Voices

In the blogs: Why, oh why?

Buy-ins are changing; faxing the IRS; Barbie and sales tax; and other highlights from our favorite tax bloggers.

Why, oh why?

  • The Tax Times (https://www.thetaxtimes.com): The Tax Court has dismissed a taxpayer's petition because it was e-filed late. Eleven seconds late.
  • The Rosenberg Associates (https://rosenbergassoc.com/blog/): Is it time to dump the decades-long practice of new-partner buy-ins? Consider: In the most recent Rosenberg MAP Survey, the average buy-in was only about $200,000 and most firms today also allow the buy-in to be paid over years interest-free, often by withholding from bonuses.
  • EideBailly (https://www.eidebailly.com/taxblog): Remember the fax machine? Remember the funny noise? Apparently the IRS does, at least for some late-filed international forms and documents.
  • National Taxpayer Advocate (https://www.taxpayeradvocate.irs.gov/taxnews-information/blogs-nta/): Why an IRS Tax Pro Account is suddenly worth another look.
  • Institute on Taxation and Economic Policy (https://itep.org/category/blog/): A year on, what did the IRA accomplish? A fair amount.
  • Tax Foundation (https://taxfoundation.org/blog): With the Sept. 1 tripwire looming, "Inconsistent Tax Treatment of Student Loan Debt Forgiveness Creates Confusion."
  • Procedurally Taxing (https://procedurallytaxing.com): In Optimal Wireless v.

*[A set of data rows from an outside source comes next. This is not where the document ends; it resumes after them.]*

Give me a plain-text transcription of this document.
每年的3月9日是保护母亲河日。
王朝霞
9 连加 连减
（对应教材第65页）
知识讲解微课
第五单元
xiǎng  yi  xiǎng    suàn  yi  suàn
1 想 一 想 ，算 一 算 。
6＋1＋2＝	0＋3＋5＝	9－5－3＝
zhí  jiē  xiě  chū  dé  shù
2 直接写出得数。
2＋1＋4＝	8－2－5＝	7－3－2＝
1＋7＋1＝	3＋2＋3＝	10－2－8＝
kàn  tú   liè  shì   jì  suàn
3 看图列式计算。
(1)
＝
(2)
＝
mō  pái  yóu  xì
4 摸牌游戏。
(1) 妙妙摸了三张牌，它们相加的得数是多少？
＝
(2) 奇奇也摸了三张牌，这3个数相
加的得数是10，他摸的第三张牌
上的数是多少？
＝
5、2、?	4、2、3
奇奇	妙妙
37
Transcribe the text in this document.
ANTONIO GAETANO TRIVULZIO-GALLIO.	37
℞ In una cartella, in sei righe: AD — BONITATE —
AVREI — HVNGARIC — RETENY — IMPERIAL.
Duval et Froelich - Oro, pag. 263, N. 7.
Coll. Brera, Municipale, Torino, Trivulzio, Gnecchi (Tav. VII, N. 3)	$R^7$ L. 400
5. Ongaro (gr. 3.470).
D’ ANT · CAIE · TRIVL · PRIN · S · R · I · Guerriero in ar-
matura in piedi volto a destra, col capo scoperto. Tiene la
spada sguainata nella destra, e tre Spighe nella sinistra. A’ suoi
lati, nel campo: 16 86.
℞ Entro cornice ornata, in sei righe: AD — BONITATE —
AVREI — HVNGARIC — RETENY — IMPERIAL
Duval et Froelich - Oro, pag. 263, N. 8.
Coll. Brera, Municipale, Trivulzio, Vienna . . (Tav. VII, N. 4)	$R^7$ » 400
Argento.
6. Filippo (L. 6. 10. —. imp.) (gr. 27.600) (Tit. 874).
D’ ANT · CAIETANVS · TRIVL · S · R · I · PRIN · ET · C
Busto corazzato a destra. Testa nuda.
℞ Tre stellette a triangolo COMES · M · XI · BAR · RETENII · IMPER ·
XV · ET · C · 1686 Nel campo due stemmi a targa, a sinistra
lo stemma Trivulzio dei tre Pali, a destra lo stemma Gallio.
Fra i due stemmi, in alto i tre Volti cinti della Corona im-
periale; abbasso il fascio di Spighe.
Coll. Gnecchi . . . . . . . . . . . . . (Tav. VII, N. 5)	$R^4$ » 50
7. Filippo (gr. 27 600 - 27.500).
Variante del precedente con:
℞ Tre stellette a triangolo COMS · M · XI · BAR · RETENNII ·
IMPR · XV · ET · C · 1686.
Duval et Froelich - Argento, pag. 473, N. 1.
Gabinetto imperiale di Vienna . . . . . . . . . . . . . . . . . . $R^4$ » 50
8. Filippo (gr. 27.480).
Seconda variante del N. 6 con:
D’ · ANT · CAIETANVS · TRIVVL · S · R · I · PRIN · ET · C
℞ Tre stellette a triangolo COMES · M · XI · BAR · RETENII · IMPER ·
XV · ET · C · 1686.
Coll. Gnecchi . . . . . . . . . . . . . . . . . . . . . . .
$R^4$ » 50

IRS, the D.C. Circuit Court of Appeals held that the Anti Injunction Act bars a taxpayer's suit relating to a pre-enforcement challenge to a provision of the Affordable Care Act. The opinion reveals a deep circuit split, one that might lead to the Supreme Court again exploring a key procedural issue involving the AIA and the ACA.
  • Taxable Talk (http://www.taxabletalk.com/): FinCEN Form 8300 requires anyone in business — including sole proprietors, partnerships, LLCs, corporations and professional gamblers — to report cash transactions of more than $10,000. This law isn't new. What is new: Is crypto considered "cash" under the Infrastructure Act, the relevant section of which kicks in next Jan. 1?
  • TaxMama (http://taxmama.com): There weren't many objections from the public when Congress clawed back $20 billion from the IRS. "What taxpayers don't really understand is — these funds are/were being used to make our lives easier."
  • Tax Vox (https://www.taxpolicycenter.org/taxvox): Why should anyone pay someone else to prepare a tax return?

Foreign affairs

  • Virginia – US Tax Talk (https://us-tax.org/about-this-us-tax-blog/): Post-Bittner, the IRS looks to get crabbier about non-willful FBAR penalties.
  • National Association of Tax Professionals (https://blog.natptax.com/): This week's "You Make the Call" looks at Rafael, a U.S. citizen who owns more than 10% of a foreign corporation and who must report information regarding his foreign ownership annually. He failed to file a Form 5471 for tax years 2019 and 2020 due to the pandemic — apparently a willful and intentional disregard. Without review, the IRS assessed a penalty of $10,000 for each annual accounting period. Rafael received IRS notices for tax years 2019 and 2020 and still did not file a 5471 for more than 90 days after the date of the notice; he was assessed continuation penalties of $10,000 for each month or partial month that the failure continued after the 90 days. The continuation penalty is capped at $50,000, his total penalty for the failure to file at $60,000 per year. What remedy does Rafael have after the recent Farhy v. Commissioner, challenging the IRS right to automatically assess such penalties?
  • Global Taxes (https://www.globaltaxes.com/blog.php): The IRS faces a legal challenge for a penalty collection for failing to file an information return for a foreign trust. Did the IRS fail to comply with requirements for written supervisory penalty approval?